Dernier défi, les médias locaux alternatifs doivent coexister avec des acteurs plus puissants comme Sud Ouest dans le territoire Néo-Aquitain. Mais ils ne se positionnent pas toujours comme des concurrents directs. Simon Barthélémy précise : « Avec Sud Ouest, nous ne jouons pas du tout dans la même cour. Nous avons une vraie liberté de ton, de traitement. »
On ne joue pas dans la même cour
De son côté, Tidjan Perron reconnaît que Mediabask a dû se différencier en misant sur des sujets plus approfondis, dans des territoires plus reculés : « Sud Ouest, c’est notre concurrent numéro 1. Ils ont longtemps eu les sujets avant nous avec, en plus, la confiance des lecteurs. Mais nous nous sommes rapidement tournés vers le temps long, sur des angles décalés. »

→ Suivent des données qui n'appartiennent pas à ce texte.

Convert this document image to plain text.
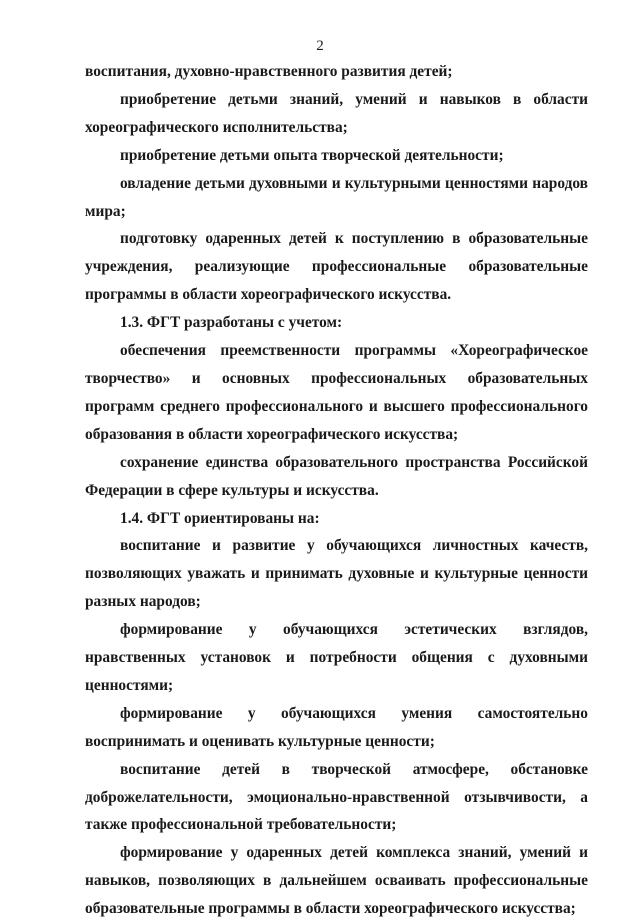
2

воспитания, духовно-нравственного развития детей;

приобретение детьми знаний, умений и навыков в области хореографического исполнительства;

приобретение детьми опыта творческой деятельности;

овладение детьми духовными и культурными ценностями народов мира;

подготовку одаренных детей к поступлению в образовательные учреждения, реализующие профессиональные образовательные программы в области хореографического искусства.

1.3. ФГТ разработаны с учетом:

обеспечения преемственности программы «Хореографическое творчество» и основных профессиональных образовательных программ среднего профессионального и высшего профессионального образования в области хореографического искусства;

сохранение единства образовательного пространства Российской Федерации в сфере культуры и искусства.

1.4. ФГТ ориентированы на:

воспитание и развитие у обучающихся личностных качеств, позволяющих уважать и принимать духовные и культурные ценности разных народов;

формирование у обучающихся эстетических взглядов, нравственных установок и потребности общения с духовными ценностями;

формирование у обучающихся умения самостоятельно воспринимать и оценивать культурные ценности;

воспитание детей в творческой атмосфере, обстановке доброжелательности, эмоционально-нравственной отзывчивости, а также профессиональной требовательности;

формирование у одаренных детей комплекса знаний, умений и навыков, позволяющих в дальнейшем осваивать профессиональные образовательные программы в области хореографического искусства;
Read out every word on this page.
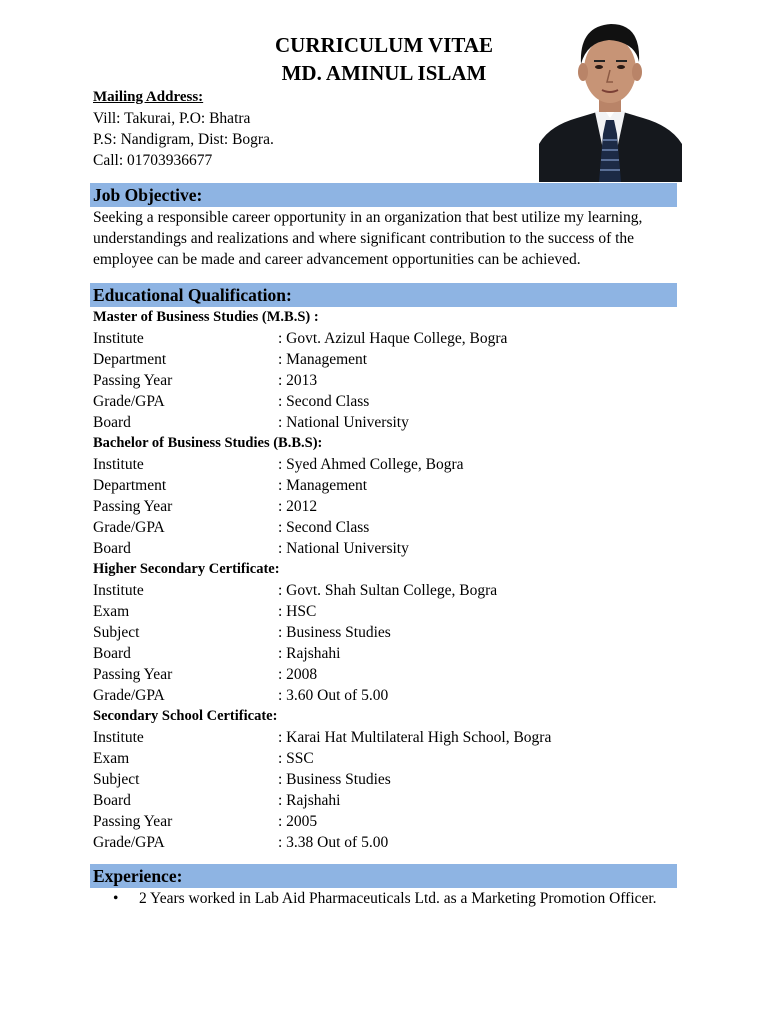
CURRICULUM VITAE
MD. AMINUL ISLAM
Mailing Address:
Vill: Takurai, P.O: Bhatra
P.S: Nandigram, Dist: Bogra.
Call: 01703936677
Job Objective:
Seeking a responsible career opportunity in an organization that best utilize my learning, understandings and realizations and where significant contribution to the success of the employee can be made and career advancement opportunities can be achieved.
Educational Qualification:
Master of Business Studies (M.B.S) :
Institute	: Govt. Azizul Haque College, Bogra
Department	: Management
Passing Year	: 2013
Grade/GPA	: Second Class
Board	: National University
Bachelor of Business Studies (B.B.S):
Institute	: Syed Ahmed College, Bogra
Department	: Management
Passing Year	: 2012
Grade/GPA	: Second Class
Board	: National University
Higher Secondary Certificate:
Institute	: Govt. Shah Sultan College, Bogra
Exam	: HSC
Subject	: Business Studies
Board	: Rajshahi
Passing Year	: 2008
Grade/GPA	: 3.60 Out of 5.00
Secondary School Certificate:
Institute	: Karai Hat Multilateral High School, Bogra
Exam	: SSC
Subject	: Business Studies
Board	: Rajshahi
Passing Year	: 2005
Grade/GPA	: 3.38 Out of 5.00
Experience:
• 2 Years worked in Lab Aid Pharmaceuticals Ltd. as a Marketing Promotion Officer.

Jean Berthelot de la Glétais insiste sur le fait que ces médias locaux permettent une pluralité des voix et offrent une vision alternative à celle des grands groupes de presse : « Dans beaucoup de médias mainstream, on transmet une idéologie. Il n’y a pas de voie alternative. Alors qu’en locale, on peut se le permettre. »
Être un média indépendant signifie parfois subir des pressions extérieures, qu’elles viennent d’acteurs politiques ou qu’elles soient économiques. Jean Berthelot de la Glétais témoigne de son expérience avec Podcastine : « Nous avons eu quelques pressions de la part de certains groupes ou d’élus. Moi, j’ai déjà eu un cercueil dessiné, déposé dans ma boîte aux lettres. »

Tidjan Perron (en vision) a insisté sur la nécessité de transformer les lecteurs en acteurs du média, notamment grâce au modèle coopérati. Photo EPJT
Ces témoignages illustrent les risques auxquels sont confrontés ces médias lorsqu’ils abordent des sujets sensibles. Malgré ces difficultés, ils jouent un rôle essentiel en donnant la parole à des voix peu entendues et en réalisant des enquêtes en profondeur, dans des territoires parfois peu représentés.
Autre enjeu fondamental : l’engagement du public. Simon Barthélémy met en avant le rôle des abonnés dans la survie de Rue89 Bordeaux : « En 2020, nous avons failli nous arrêter complètement. Nous avons expliqué à nos lecteurs que nous avions besoin d’eux pour faire vivre le média. Pari qui a fonctionné.
Tidjan Perron insiste sur la nécessité de transformer les lecteurs en acteurs du média, notamment grâce au modèle coopératif : « L’idée est de faire sortir les lecteurs du rôle de consommateur simple, pour les impliquer dans la vie du média. »
Un journalisme plus participatif
Jean Berthelot de la Glétais partage cette vision d’un journalisme plus participatif, mais reconnaît la difficulté à mettre en place de véritables espaces de dialogue : « Notre ambition était de créer un forum dans lequel les personnes pourraient proposer des idées et les débattre. Certaines personnes étaient partantes, mais ça n’a pas pu se faire. »
Cette conférence a mis en lumière les défis majeurs auxquels sont confrontés les médias locaux alternatifs :
• Trouver un modèle économique stable (abonnements, coopératives, aides publiques)
- Se démarquer face aux médias traditionnels, en misant sur des enquêtes approfondies et un journalisme engagé.
- Résister aux pressions et menaces des acteurs locaux qui peuvent peser sur l’indépendance journalistique.
- Impliquer les lecteurs pour qu’ils deviennent des acteurs du média.
Malgré ces difficultés, ces médias jouent un rôle crucial dans le paysage médiatique actuel car ils offrent une information plus locale, indépendante et approfondie. Comme le souligne Simon Barthélémy : « On sait que certains articles ont contribué à faire évoluer le débat à Bordeaux. »
L’enjeu pour l’avenir est de renforcer ces initiatives, pour qu’elles puissent perdurer et continuer à offrir une alternative à la presse traditionnelle.